Narrative Environment: Two views of Virginia City, 1863

From “Better than myth” by Annick Smith, in The Last Best Place, Montana Historical Society, 1988, p. 260.
A real storyteller. . .speaks in a voice as individual and quirky and full of nuance as your own would be in your best dreams. Here, for instance, is Mary Ronan, remembering her girlhood in the gold-mining camp of Virginia City in 1863:

There were tall buttercups and blue flags in the valley. Up Alder Gulch snow and timber lilies bloomed, wild roses and syringa grew in sweet profusion and flowering current bushes invited canaries to alight and twitter. . .Robins, meadowlarks, bluebirds, blackbirds. . .bluejays, crows and magpies lured us from where men were ravishing the gulch.

And here’s what schoolteacher Thomas Dimsdale wrote in his famous Vigilantes of Montana about the same town in the same year. He is describing the events that led to the hanging of Captain J. A. Slade:

J. A. Slade was himself, we have been informed, a Vigilanter; he openly boasted of it, and said he knew all that they knew. . .He and a couple of his dependents might often be seen on one horse, galloping through the streets, shouting and yelling, firing revolvers, etc.
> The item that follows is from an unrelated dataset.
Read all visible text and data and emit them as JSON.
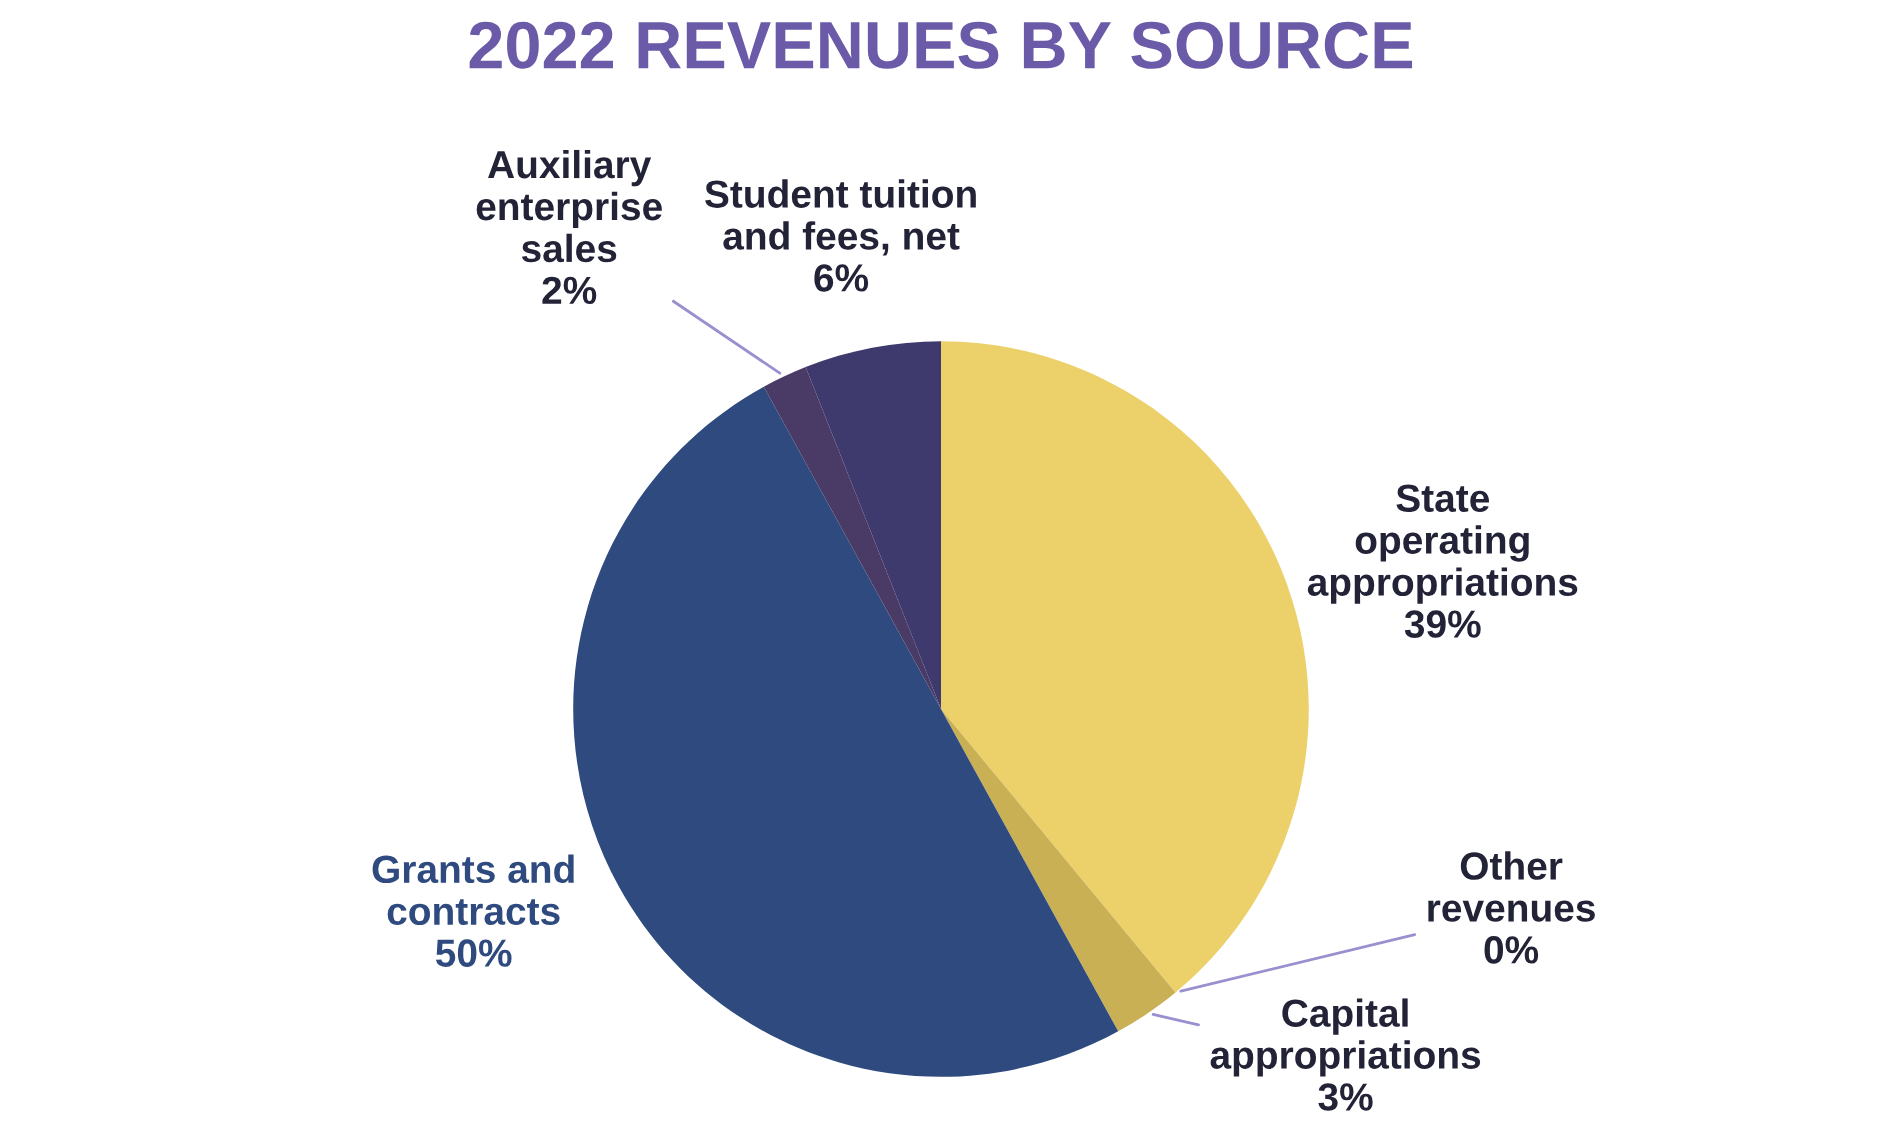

On many occasions he would ride his horse into stores; break up bars, toss the scales out of doors, and use the most insulting language to parties present.

Can this be the same place? Which version is truest? What does “true” mean when you are talking about literature? And how has Mary Ronan’s experience altered our vision of gold camps and outlaws and vigilantes?
Beyond the voice of the storyteller, serious writing is about character and conflicts and the moral consequences of a person’s actions.